Наташа вышла на лестничную клетку спокойная, со строгим, изумительно прекрасным лицом, с распущенными волосами, в простеньком ситцевом халатике.

– Уже назюзюкался? – спросила она, взглянув мимолетно.

– Наташа!

– Когда это ты успел? Надо же, до положения риз. И жара нипочем. Принести компоту?

– Миленькая девочка из сказки! Красная шапочка.

1– Вот как. Не ври!

– Самая бесценная на свете. Я маме про тебя напишу. Я люблю тебя…

Наташа напряглась, чтобы уйти, но Афиноген ловко загородил ей дорогу.

– Пусти!

– Выходи за меня замуж, – сказал Афиноген, уста– вясь в пол. – Будем жить по закону, если тебя не устраивает гражданский брак. По документу будем жить.

Наташа бельчонком металась в опутывающих ее сетях. Безумная гордость и робкая надежда гоняли ее сердечко по кругу, как маленький резиновый мячик.

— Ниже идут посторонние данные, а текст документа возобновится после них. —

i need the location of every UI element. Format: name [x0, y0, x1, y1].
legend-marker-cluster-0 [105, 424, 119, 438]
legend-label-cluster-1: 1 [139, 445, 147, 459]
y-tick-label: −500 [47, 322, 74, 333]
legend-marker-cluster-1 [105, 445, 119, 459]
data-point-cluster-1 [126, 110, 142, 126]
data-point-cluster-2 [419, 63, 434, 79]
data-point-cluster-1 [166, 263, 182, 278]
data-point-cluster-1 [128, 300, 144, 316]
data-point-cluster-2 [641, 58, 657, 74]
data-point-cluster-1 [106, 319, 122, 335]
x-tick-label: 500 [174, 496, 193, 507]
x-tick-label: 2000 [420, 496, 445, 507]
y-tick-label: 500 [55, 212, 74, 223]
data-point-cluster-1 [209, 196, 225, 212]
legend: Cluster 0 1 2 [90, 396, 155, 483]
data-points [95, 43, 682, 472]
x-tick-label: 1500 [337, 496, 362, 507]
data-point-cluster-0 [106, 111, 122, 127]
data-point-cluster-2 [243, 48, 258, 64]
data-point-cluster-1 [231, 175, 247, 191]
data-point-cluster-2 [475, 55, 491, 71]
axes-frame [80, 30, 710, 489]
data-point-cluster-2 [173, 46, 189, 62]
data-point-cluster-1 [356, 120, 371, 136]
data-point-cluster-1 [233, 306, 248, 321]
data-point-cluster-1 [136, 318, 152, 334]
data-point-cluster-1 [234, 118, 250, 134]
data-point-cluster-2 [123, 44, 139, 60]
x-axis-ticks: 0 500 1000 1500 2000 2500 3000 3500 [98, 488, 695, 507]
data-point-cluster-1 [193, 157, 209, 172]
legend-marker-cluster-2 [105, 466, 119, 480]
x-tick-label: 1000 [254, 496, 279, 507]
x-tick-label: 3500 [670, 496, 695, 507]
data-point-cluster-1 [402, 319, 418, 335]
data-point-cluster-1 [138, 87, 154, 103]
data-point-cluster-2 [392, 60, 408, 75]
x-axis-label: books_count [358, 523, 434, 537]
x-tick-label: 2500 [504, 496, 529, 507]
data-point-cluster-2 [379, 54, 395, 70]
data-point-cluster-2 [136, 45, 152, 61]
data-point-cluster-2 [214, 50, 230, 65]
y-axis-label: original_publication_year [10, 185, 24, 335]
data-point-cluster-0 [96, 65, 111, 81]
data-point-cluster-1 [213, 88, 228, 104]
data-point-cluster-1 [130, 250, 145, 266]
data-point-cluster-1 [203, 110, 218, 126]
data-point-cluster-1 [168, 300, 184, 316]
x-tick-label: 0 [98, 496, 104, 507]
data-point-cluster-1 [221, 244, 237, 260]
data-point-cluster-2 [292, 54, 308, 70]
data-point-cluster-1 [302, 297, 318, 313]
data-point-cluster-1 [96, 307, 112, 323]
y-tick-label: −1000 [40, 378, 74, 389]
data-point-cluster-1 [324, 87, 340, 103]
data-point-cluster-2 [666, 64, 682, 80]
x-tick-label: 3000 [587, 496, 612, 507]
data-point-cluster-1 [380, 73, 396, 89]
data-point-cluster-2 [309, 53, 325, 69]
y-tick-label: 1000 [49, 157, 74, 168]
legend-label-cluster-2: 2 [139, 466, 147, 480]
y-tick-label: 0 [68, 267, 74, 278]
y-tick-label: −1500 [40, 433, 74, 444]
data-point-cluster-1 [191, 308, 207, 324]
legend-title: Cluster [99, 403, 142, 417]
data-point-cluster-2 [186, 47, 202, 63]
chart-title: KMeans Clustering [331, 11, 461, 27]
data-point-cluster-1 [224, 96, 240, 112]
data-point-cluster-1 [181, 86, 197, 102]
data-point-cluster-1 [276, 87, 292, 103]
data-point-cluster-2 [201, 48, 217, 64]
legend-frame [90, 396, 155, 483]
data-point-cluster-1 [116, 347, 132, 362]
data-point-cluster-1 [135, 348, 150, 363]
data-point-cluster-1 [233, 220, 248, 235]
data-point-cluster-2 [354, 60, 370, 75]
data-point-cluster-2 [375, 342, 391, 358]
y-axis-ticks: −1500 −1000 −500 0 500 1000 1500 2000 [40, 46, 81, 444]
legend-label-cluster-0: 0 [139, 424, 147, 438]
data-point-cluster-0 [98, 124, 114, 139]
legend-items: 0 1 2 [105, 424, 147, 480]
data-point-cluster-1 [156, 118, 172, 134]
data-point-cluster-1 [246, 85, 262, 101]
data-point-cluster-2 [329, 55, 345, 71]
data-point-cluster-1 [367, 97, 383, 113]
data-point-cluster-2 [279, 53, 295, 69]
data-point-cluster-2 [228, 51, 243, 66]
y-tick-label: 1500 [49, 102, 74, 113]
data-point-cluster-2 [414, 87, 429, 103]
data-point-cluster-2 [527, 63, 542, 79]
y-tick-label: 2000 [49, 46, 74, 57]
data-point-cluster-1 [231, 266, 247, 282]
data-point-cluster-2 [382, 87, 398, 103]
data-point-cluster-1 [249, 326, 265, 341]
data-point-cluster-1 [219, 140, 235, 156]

– Какой ты муж, – ответила она, – ни одному твоему слову нельзя верить. Кругом подвох. Ты замучил меня, Гена. Лучше уходи! Уходи и не приходи. Я не умею, как ты, всегда смеяться. Может быть, я и глупая, но мне хочется знать точно, что и как… Я же не кукла.

– В четверг пойдем в загс, – сказал он. – Но не раньше.

– Если бы я могла, то убила бы тебя!

– В четверг, – повторил Афиноген. – Во вторник у нас профсоюзное собрание, а понедельник – сама понимаешь – черное число. И в среду никак нельзя, у меня банный день.

В Наташиных глазах встали светлые слезы. Он готов был за каждую слезинку умереть по разу. Он глядел, мягко улыбаясь, на ее чистое лицо, и постепенно Наташа успокоилась, щеки ее порозовели.

– Не надо, милый, – попросила Наташа. – Не смотри так на меня. Не надо.

– В четверг я зайду за тобой в десять утра, – сказал Афиноген. – Давай сверим часы.

По ступенькам он спускался осторожно, невольно почему–то припадая на левую ногу. Уже выходя из подъезда, услышал, сверху хлопнула дверь. Он подумал: «Наташа! Красная шапочка. Помяни меня в своих молитвах, нимфа».

5

В это время Петр Иннокентьевич Верховодов вспоминал вот что. В один из дней мокрой осени сорок второго года ему приказали протянуть телефонный провод к расположению соседнего полка. Напарником он сам выбрал сосунка Пруткова, который вечером только прибыл к ним, как успел выяснить старшина Верховодов, прямо из объятий папочки–архитектора, из богатой столичной квартиры, где он прожил, ни о чем не тужа, ровно семнадцать лет. Пруткова знобило, то ли от страха, то ли от холода, он подрагивал нервно, как стебелек на ветру, и взглядывал на старшину дерзкими немигающими очами. Невыясненным оставалось, как он попал в действующую армию, почему его прислали сразу на передовую. Любопытный старшина и собирался порасспросить мальчишку по дороге.

Было туманное скользкое утро с мерзлым поганым колючим дождиком. Путь их лежал через небольшую березовую рощицу, странным образом совсем не затронутую недавним артиллерийским адом.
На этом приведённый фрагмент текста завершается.